Третьякова не смогла удержаться и подняла глаза. Переведя взгляд на надпись на олимпийке, вздрогнула от прорывающегося наружу хохота, но старалась держаться изо всех сил.
- «Вэри ИМПОТЕНТ пёрсон». А что, простенько и со вкусом, практически эксклюзив, - отозвалась она, опустив руку, в которой был сценарий, а другой упёрлась в бок. Играющая на её лице ухмылка окончательно вывела Абдулова из себя:
- Слушай, Леночка. Я тебе такой эксклюзив устрою, что мало не покажется, - процедил сквозь зубы он. Внутри бушевала стихия – он метался сейчас между двумя желаниями – убить Третьякову на месте, или схватить её за руку и увести куда-нибудь, чтобы доказать, что написанный на олимпийке «эксклюзив» - абсолютно ничего не значащая фраза. И наличие второго желания его пугало гораздо больше, нежели та репутация, которую могла обеспечить ему эта насмешливая надпись.

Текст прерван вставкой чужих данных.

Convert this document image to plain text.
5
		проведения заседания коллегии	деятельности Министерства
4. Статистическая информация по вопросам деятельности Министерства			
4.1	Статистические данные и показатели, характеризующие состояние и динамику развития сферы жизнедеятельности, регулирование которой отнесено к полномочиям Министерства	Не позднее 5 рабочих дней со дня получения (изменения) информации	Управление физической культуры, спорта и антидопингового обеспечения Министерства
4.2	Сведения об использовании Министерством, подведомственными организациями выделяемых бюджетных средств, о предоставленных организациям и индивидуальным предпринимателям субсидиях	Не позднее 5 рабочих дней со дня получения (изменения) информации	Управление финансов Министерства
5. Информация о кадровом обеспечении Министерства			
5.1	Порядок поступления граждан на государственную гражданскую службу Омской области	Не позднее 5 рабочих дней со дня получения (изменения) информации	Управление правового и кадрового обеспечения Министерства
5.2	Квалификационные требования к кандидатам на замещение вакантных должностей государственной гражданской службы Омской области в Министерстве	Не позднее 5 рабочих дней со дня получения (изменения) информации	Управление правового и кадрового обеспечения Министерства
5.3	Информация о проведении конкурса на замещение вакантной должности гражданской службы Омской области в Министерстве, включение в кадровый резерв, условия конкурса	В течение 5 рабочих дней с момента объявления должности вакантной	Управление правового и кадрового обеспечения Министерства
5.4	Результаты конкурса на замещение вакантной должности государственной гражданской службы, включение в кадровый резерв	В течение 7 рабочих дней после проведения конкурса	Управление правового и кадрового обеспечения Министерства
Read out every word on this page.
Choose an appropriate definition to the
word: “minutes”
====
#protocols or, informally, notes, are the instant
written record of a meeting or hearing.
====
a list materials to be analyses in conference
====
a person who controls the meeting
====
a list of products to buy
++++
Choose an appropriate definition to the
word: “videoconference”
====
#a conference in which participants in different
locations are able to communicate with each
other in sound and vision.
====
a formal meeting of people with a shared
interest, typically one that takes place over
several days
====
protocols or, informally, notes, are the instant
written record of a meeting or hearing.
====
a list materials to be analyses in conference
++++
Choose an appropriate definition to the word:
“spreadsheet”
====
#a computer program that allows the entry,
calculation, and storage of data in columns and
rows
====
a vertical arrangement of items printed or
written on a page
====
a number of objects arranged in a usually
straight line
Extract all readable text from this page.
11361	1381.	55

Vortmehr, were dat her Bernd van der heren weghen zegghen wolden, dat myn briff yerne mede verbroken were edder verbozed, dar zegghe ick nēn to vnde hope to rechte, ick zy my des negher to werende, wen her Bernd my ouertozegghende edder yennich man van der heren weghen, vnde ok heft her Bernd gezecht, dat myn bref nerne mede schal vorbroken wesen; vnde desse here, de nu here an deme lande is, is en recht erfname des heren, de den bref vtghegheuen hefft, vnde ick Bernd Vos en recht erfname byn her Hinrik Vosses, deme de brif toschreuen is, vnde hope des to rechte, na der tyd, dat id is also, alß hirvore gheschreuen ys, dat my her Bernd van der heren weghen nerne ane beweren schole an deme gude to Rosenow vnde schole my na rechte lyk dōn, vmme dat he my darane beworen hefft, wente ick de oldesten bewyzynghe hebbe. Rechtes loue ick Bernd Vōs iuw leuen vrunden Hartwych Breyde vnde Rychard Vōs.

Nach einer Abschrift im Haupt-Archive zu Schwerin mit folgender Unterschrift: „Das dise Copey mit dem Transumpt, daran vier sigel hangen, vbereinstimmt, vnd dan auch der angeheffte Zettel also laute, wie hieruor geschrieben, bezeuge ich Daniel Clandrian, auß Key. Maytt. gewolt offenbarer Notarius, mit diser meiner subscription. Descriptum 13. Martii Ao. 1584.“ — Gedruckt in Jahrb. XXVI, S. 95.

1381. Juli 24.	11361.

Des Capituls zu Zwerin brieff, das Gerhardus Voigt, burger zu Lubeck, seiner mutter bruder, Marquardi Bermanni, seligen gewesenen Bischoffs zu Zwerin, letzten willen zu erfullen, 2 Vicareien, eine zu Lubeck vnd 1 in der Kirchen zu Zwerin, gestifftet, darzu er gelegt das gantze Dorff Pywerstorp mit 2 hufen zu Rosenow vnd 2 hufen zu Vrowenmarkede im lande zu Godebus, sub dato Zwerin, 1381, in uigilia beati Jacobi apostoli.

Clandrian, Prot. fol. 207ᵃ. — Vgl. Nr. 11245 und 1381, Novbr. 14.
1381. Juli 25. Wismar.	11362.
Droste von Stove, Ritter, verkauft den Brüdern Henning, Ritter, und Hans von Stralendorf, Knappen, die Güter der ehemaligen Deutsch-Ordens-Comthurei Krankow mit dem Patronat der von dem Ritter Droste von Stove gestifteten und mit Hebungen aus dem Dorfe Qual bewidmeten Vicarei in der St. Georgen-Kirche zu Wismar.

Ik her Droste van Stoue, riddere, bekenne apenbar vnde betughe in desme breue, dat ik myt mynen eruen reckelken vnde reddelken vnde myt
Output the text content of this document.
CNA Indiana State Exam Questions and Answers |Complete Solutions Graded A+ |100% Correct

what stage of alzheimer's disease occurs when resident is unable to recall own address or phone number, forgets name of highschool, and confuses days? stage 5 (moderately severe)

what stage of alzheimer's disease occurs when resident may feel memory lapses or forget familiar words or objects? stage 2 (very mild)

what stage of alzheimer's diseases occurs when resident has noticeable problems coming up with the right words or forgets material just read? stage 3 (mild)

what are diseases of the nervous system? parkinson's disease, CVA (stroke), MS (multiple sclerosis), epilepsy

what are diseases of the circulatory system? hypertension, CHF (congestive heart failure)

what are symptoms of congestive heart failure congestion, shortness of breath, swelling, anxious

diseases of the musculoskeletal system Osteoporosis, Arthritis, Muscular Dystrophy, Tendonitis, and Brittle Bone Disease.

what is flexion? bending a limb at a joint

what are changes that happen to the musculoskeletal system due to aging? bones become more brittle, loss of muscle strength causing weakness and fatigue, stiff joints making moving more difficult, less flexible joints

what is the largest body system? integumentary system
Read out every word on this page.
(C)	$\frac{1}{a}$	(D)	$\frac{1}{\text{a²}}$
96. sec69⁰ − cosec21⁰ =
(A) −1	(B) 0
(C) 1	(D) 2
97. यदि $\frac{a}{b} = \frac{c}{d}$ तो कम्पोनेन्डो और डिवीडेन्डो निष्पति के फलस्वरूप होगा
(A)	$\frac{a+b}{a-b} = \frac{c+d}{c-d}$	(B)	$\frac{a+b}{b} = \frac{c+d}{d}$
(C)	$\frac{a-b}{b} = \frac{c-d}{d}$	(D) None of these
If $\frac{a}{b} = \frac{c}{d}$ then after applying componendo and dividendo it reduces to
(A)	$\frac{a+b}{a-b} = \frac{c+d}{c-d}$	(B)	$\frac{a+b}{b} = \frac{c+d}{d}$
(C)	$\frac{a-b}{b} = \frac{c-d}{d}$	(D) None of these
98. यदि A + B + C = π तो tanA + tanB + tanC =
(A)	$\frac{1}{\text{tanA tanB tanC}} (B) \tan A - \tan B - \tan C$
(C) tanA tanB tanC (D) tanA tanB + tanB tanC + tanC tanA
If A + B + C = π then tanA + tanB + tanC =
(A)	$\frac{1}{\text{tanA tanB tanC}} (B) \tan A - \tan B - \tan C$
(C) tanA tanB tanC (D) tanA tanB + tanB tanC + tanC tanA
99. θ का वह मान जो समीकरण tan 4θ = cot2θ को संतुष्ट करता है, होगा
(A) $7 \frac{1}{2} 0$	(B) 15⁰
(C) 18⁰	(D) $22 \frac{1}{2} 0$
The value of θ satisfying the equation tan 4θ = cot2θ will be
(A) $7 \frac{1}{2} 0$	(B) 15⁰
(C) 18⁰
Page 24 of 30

- Ха, очень страшно. Судя по дизайну твоей олимпийки – МНОГО не покажется, - уже открыто издевалась над ним Третьякова, упираясь одной ладонью в бок, а правую ногу отставив на приличное расстояние от левой, и смотря в синие глаза Абдулова бесстыжим сероглазым взглядом.
- Это типа месть? – Виталий прищурил глаза, ощущая, что самообладание потихоньку возвращается к нему, однако противное «второе» желание никак не проходит.
- Это типа опровержение. – Сухо отозвалась Лена, - Меньше надо языком трепать. Запомни: со мной лучше так не шутить. На меня Арланов, как на простигосподи, твою любовницу, посмотрел. А по мне, так лучше уж в монастырь. – Захотелось курить. Невыносимо, ноюще, нетерпимо. Похлопав себя папкой по карману, Лена поняла, что сигарет из машины не забрала. Чёрт. Ладно, фиг с ними. После съёмки обязательно заберёт и выкурит сразу две. А то и три.
- Много ты понимаешь, - странно, но в этот момент Абдулов не нашёл, что сказать, кроме этого. Может быть, виной тому была пелена неприязни, застилающая глаза, а может быть, чувство разочарования, родившееся где-то на самом дне души в тот момент, когда Третьякова произнесла последнюю фразу.